We need more fennec foxes, there are a lot of foxes but not enough fennec Foxes.

Also Huskys


----------



## ellaerna (Feb 2, 2018)

Badass sea critters
Tardigrades
Non pervy farm animals
Mythological creatures that aren't dragons


----------



## KiokuChan (Feb 2, 2018)

ellaerna said:


> Badass sea critters
> Tardigrades
> Non pervy farm animals
> Mythological creatures that aren't dragons


If it makes you feel any better there are some griffons here, and in undergrad I had a pheonix LARPing character, though I only got to use her once. I had a dragon character I mainly used and a griffon I never got to, but did where at a Ren Faire. They were all clothing style costumes though.


----------



## Deleted member 115426 (Feb 2, 2018)

I'd deffinitely like to see more bugs. I hate creepy crawlies irl but I think bug furries are pretty interesting.


----------



## Latur Husky (Feb 2, 2018)

Beavers


----------



## KiokuChan (Feb 2, 2018)

Ovi the Dragon said:


> I'd deffinitely like to see more bugs. I hate creepy crawlies irl but I think bug furries are pretty interesting.

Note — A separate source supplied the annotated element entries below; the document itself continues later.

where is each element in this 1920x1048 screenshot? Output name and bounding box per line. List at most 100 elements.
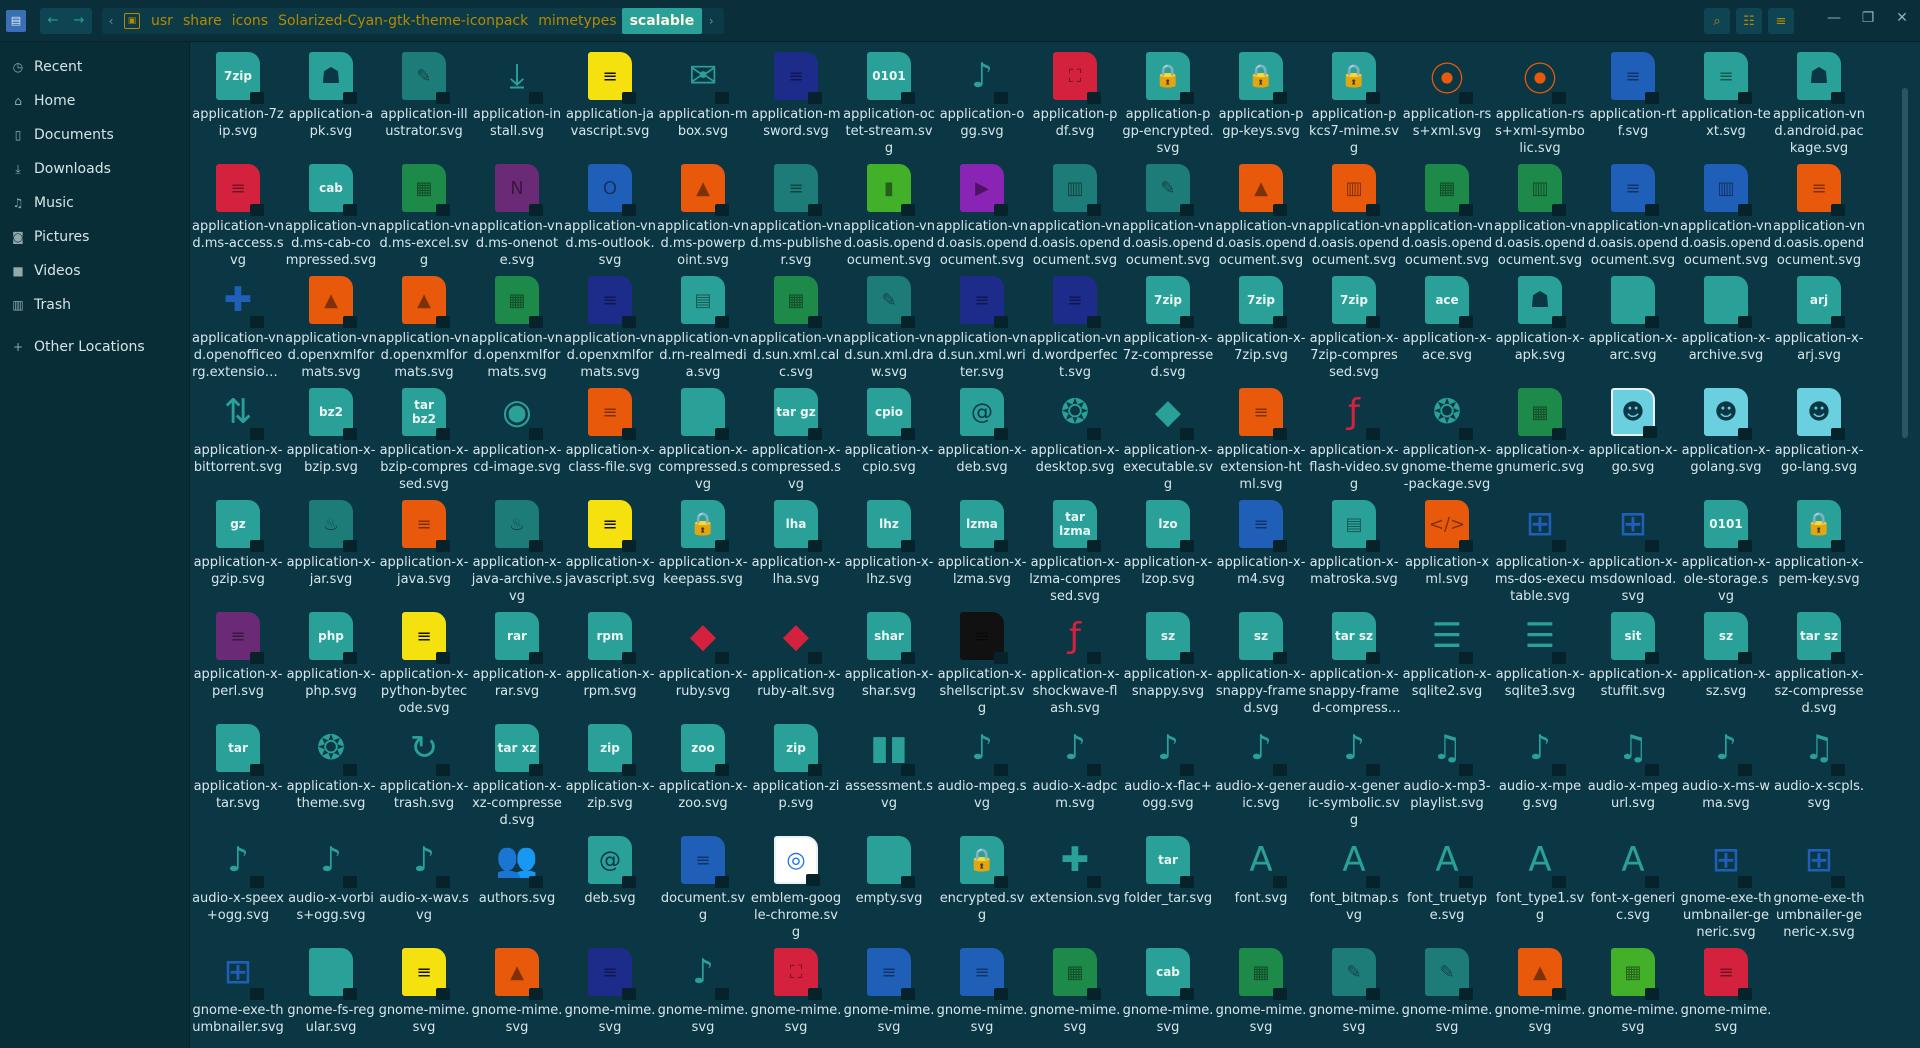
file-item[interactable]: ◎ emblem-google-chrome.svg: [750, 826, 842, 941]
file-item[interactable]: ≡ gnome-mime.svg: [378, 938, 470, 1036]
file-item[interactable]: ⇅ application-x-bittorrent.svg: [192, 378, 284, 476]
file-item[interactable]: ▤ application-x-matroska.svg: [1308, 490, 1400, 588]
file-item[interactable]: tar bz2 application-x-bzip-compressed.svg: [378, 378, 470, 493]
file-item[interactable]: Afont.svg: [1215, 826, 1307, 907]
file-item[interactable]: ◉ application-x-cd-image.svg: [471, 378, 563, 476]
sidebar-item-trash[interactable]: ▥ Trash: [0, 288, 189, 322]
file-item[interactable]: ☰ application-x-sqlite3.svg: [1494, 602, 1586, 700]
file-item[interactable]: Afont-x-generic.svg: [1587, 826, 1679, 924]
file-item[interactable]: ≡ application-x-extension-html.svg: [1215, 378, 1307, 493]
file-item[interactable]: tar sz application-x-sz-compressed.svg: [1773, 602, 1865, 717]
file-item[interactable]: ♪ audio-x-flac+ogg.svg: [1122, 714, 1214, 812]
file-item[interactable]: ⊞ gnome-exe-thumbnailer.svg: [192, 938, 284, 1036]
file-item[interactable]: ♫ audio-x-scpls.svg: [1773, 714, 1865, 812]
file-item[interactable]: ≡ application-text.svg: [1680, 42, 1772, 140]
forward-arrow-icon[interactable]: →: [66, 8, 92, 34]
file-item[interactable]: ƒ application-x-flash-video.svg: [1308, 378, 1400, 493]
file-item[interactable]: rpm application-x-rpm.svg: [564, 602, 656, 700]
file-item[interactable]: ≡ application-x-java.svg: [378, 490, 470, 588]
file-item[interactable]: ▦ gnome-mime.svg: [1029, 938, 1121, 1036]
file-item[interactable]: 7zip application-7zip.svg: [192, 42, 284, 140]
path-scroll-right-icon[interactable]: ›: [702, 14, 720, 28]
file-item[interactable]: ◆ application-x-executable.svg: [1122, 378, 1214, 493]
file-item[interactable]: ▦ gnome-mime.svg: [1215, 938, 1307, 1036]
file-item[interactable]: ▦ application-vnd.openxmlformats.svg: [471, 266, 563, 381]
file-item[interactable]: ✎ gnome-mime.svg: [1401, 938, 1493, 1036]
file-item[interactable]: tar lzma application-x-lzma-compressed.sv…: [1029, 490, 1121, 605]
file-item[interactable]: ▦ application-x-gnumeric.svg: [1494, 378, 1586, 476]
file-item[interactable]: @ application-x-deb.svg: [936, 378, 1028, 476]
file-item[interactable]: cab gnome-mime.svg: [1122, 938, 1214, 1036]
file-item[interactable]: 👥 authors.svg: [471, 826, 563, 907]
file-item[interactable]: ♪ gnome-mime.svg: [657, 938, 749, 1036]
file-item[interactable]: ⛶ gnome-mime.svg: [750, 938, 842, 1036]
file-item[interactable]: ♪ audio-x-ms-wma.svg: [1680, 714, 1772, 812]
file-item[interactable]: tar application-x-tar.svg: [192, 714, 284, 812]
file-item[interactable]: ≡ application-vnd.oasis.opendocument.svg: [1773, 154, 1865, 269]
file-item[interactable]: 🔒 application-x-keepass.svg: [657, 490, 749, 588]
file-item[interactable]: 0101 application-x-ole-storage.svg: [1680, 490, 1772, 605]
file-item[interactable]: tar folder_tar.svg: [1122, 826, 1214, 907]
file-item[interactable]: 7zip application-x-7zip-compressed.svg: [1308, 266, 1400, 381]
file-item[interactable]: ⊞ application-x-msdownload.svg: [1587, 490, 1679, 605]
file-item[interactable]: ♪ audio-x-vorbis+ogg.svg: [285, 826, 377, 924]
sidebar-item-other-locations[interactable]: + Other Locations: [0, 330, 189, 364]
file-item[interactable]: ❂ application-x-gnome-theme-package.svg: [1401, 378, 1493, 493]
file-item[interactable]: ✎ application-vnd.oasis.opendocument.svg: [1122, 154, 1214, 269]
file-item[interactable]: cpio application-x-cpio.svg: [843, 378, 935, 476]
file-item[interactable]: ≡ application-msword.svg: [750, 42, 842, 140]
file-item[interactable]: ace application-x-ace.svg: [1401, 266, 1493, 364]
sidebar-item-pictures[interactable]: ◙ Pictures: [0, 220, 189, 254]
back-arrow-icon[interactable]: ←: [40, 8, 66, 34]
file-item[interactable]: ↻ application-x-trash.svg: [378, 714, 470, 812]
file-item[interactable]: ♨ application-x-java-archive.svg: [471, 490, 563, 605]
drive-icon[interactable]: ▣: [124, 12, 140, 29]
file-item[interactable]: ♪ audio-x-wav.svg: [378, 826, 470, 924]
close-icon[interactable]: ✕: [1894, 10, 1910, 26]
file-item[interactable]: empty.svg: [843, 826, 935, 907]
file-item[interactable]: 🔒 encrypted.svg: [936, 826, 1028, 924]
minimize-icon[interactable]: —: [1826, 10, 1842, 26]
file-item[interactable]: ⤓ application-install.svg: [471, 42, 563, 140]
file-item[interactable]: ◆ application-x-ruby-alt.svg: [750, 602, 842, 700]
file-item[interactable]: Afont_type1.svg: [1494, 826, 1586, 924]
view-list-icon[interactable]: ☷: [1736, 8, 1762, 34]
file-item[interactable]: ≡ application-x-class-file.svg: [564, 378, 656, 476]
file-item[interactable]: ▥ application-vnd.oasis.opendocument.svg: [1029, 154, 1121, 269]
file-item[interactable]: ≡ gnome-mime.svg: [936, 938, 1028, 1036]
breadcrumb-usr[interactable]: usr: [146, 8, 178, 34]
file-item[interactable]: ❂ application-x-theme.svg: [285, 714, 377, 812]
file-item[interactable]: ≡ application-javascript.svg: [564, 42, 656, 140]
breadcrumb-iconpack[interactable]: Solarized-Cyan-gtk-theme-iconpack: [273, 8, 533, 34]
file-item[interactable]: zip application-x-zip.svg: [564, 714, 656, 812]
file-item[interactable]: ▮▮ assessment.svg: [843, 714, 935, 812]
breadcrumb-share[interactable]: share: [178, 8, 227, 34]
file-item[interactable]: ✚ extension.svg: [1029, 826, 1121, 907]
file-item[interactable]: ▶ application-vnd.oasis.opendocument.svg: [936, 154, 1028, 269]
file-item[interactable]: ≡ application-vnd.ms-publisher.svg: [750, 154, 842, 269]
file-item[interactable]: gnome-fs-regular.svg: [285, 938, 377, 1036]
file-item[interactable]: ♪ audio-x-generic.svg: [1215, 714, 1307, 812]
file-item[interactable]: ▲ application-vnd.openxmlformats.svg: [285, 266, 377, 381]
file-item[interactable]: 7zip application-x-7z-compressed.svg: [1122, 266, 1214, 381]
file-item[interactable]: ≡ application-vnd.ms-access.svg: [192, 154, 284, 269]
file-item[interactable]: cab application-vnd.ms-cab-compressed.svg: [285, 154, 377, 269]
file-item[interactable]: ☻ application-x-golang.svg: [1680, 378, 1772, 476]
file-item[interactable]: ♫ audio-x-mpegurl.svg: [1587, 714, 1679, 812]
file-item[interactable]: 🔒 application-pgp-keys.svg: [1215, 42, 1307, 140]
file-item[interactable]: ≡ application-vnd.sun.xml.writer.svg: [936, 266, 1028, 381]
file-item[interactable]: ≡ application-vnd.openxmlformats.svg: [564, 266, 656, 381]
sidebar-item-recent[interactable]: ◷ Recent: [0, 50, 189, 84]
file-item[interactable]: application-x-compressed.svg: [657, 378, 749, 493]
file-item[interactable]: ≡ application-x-shellscript.svg: [936, 602, 1028, 717]
maximize-icon[interactable]: ❐: [1860, 10, 1876, 26]
sidebar-item-videos[interactable]: ■ Videos: [0, 254, 189, 288]
path-scroll-left-icon[interactable]: ‹: [102, 14, 120, 28]
file-item[interactable]: rar application-x-rar.svg: [471, 602, 563, 700]
file-item[interactable]: ♪ application-ogg.svg: [936, 42, 1028, 140]
file-item[interactable]: @ deb.svg: [564, 826, 656, 907]
sidebar-item-home[interactable]: ⌂ Home: [0, 84, 189, 118]
file-item[interactable]: ☻ application-x-go-lang.svg: [1773, 378, 1865, 476]
file-item[interactable]: ⊞ gnome-exe-thumbnailer-generic-x.svg: [1773, 826, 1865, 941]
file-item[interactable]: gz application-x-gzip.svg: [192, 490, 284, 588]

I personally love insects. They are super interesting!


----------



## ellaerna (Feb 2, 2018)

KiokuChan said:


> If it makes you feel any better there are some griffons here, and in undergrad I had a pheonix LARPing character, though I only got to use her once. I had a dragon character I mainly used and a griffon I never got to, but did where at a Ren Faire. They were all clothing style costumes though.


That's pretty neat.
I just feel like Dragons have cornered the market on mythological creatures in the fandom. We need to branch out more.


----------



## Pompadork (Feb 2, 2018)

Less big tiddy lewd cows..............._please_


----------



## KILL.MAIM.KILL (Feb 3, 2018)

Anything that isn't a mammal.
In addition, anything that isn't a canine.


----------